Rust is a major threat to brake pad life as it causes them to break apart and fail before the end of the brake’s useful life. And yes, we’re not talking about just a worn down pad with an increased stopping distance—we’re talking about one that’s outright broken, unexpectedly increasing stopping distances when you thought there should be plenty of friction on the pad. (The brake pad pictured above is an example.)
“At the end of the day, this brake pad has to do all the work,” Khokhar says. “We’re talking about pushing the pad against the rotor that’s turning and creating heat. That’s the end result of what we’re doing here, and if that the pad friction is broken, the system has to compensate for that gap.”
According to the Global Brake Safety Council (GBSC), numerous field studies of used brake pads found that brake pads failing due to rust has increased from .1% in the early 2000s to 19% now in the automotive world. As Khokhar puts it: “You don’t learn anything from a new brake pad. You learn everything from something coming off the vehicle.”

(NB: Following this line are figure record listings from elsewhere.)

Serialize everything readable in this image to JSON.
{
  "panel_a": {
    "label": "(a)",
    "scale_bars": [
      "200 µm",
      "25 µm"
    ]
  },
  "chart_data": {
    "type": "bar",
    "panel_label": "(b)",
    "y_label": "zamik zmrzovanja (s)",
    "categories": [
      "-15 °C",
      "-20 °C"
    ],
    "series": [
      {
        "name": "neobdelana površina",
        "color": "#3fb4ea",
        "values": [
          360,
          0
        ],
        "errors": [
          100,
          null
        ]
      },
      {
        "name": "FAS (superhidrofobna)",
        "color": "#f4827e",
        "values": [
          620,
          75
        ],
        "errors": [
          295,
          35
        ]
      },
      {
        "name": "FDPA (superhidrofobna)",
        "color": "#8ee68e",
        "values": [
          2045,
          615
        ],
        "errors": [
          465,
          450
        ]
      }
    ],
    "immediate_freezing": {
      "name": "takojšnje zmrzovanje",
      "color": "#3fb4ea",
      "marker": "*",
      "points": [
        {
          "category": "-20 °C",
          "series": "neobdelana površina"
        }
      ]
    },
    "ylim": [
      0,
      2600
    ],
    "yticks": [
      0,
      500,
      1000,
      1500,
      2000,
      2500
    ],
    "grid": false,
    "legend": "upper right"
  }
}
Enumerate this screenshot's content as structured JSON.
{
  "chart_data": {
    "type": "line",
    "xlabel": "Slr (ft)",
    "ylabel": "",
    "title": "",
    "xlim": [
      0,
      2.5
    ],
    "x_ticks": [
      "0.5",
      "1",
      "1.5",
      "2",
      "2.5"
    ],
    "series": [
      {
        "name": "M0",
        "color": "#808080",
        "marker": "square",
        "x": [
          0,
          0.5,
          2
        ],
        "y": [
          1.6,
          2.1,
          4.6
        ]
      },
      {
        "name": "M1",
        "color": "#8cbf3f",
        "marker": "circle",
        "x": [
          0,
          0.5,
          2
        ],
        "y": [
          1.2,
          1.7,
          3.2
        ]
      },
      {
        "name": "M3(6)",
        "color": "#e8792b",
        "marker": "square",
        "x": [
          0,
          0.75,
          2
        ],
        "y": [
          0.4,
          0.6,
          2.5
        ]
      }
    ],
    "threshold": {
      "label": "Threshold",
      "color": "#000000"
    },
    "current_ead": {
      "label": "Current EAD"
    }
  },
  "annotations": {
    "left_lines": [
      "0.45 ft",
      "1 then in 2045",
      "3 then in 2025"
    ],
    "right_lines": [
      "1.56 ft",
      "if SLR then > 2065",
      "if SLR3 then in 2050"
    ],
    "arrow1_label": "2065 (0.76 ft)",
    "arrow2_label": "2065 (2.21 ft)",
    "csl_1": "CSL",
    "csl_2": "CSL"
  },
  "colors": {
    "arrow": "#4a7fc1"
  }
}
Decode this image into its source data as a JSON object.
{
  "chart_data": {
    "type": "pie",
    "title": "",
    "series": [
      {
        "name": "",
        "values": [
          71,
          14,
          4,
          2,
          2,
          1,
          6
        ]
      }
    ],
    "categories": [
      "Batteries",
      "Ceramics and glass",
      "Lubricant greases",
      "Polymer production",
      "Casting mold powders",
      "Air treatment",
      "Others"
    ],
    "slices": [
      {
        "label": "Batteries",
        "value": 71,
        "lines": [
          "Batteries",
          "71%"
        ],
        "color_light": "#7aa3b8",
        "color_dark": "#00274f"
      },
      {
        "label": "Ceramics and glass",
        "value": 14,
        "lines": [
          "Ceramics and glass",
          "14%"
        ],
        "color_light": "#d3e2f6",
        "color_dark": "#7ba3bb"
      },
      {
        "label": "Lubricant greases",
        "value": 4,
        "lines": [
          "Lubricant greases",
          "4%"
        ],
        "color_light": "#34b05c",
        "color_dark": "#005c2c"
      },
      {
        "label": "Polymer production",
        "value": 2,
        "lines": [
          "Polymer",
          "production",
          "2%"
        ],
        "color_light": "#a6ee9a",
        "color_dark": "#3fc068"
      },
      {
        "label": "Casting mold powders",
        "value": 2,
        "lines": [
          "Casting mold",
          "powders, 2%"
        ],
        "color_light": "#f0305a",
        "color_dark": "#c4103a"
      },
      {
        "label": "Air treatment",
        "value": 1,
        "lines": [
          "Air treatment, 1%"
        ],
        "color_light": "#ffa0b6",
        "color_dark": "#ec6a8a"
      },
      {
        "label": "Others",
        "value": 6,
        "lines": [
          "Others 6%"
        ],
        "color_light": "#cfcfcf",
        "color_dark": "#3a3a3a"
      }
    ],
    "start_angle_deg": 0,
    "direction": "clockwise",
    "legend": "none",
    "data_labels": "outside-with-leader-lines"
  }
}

He warns that rust and corrosion can impact medium- and heavy-duty brake pad applications as well.
“It’s not just the snow and salt that’s killing the pad and getting the rust going,” Khokhar says. “When you have a painted part with no pre-coating on it, as soon as it chips, now you have exposed steel. As soon as you have rust, it starts breaking apart the bond between the backing plate and the friction.”
For NUCAP’s part, it aims to tackle the issue with its recently introduced brake pad that sports galvanized steel, a process that prevents rusting, with NRS mechanical attachment. The galvanized steel replaced the paint to protect from rust and the NRS mechanical attachment reduces noise as well as improving brake pad life, according to Khokhar. The pads will have OEM fitment and mechanical attachment on light- and medium-duty trucks, including International, Kenworth, Peterbilt and Hino trucks, to name a few. Khokhar notes that Class 8 application is “the next logical step.”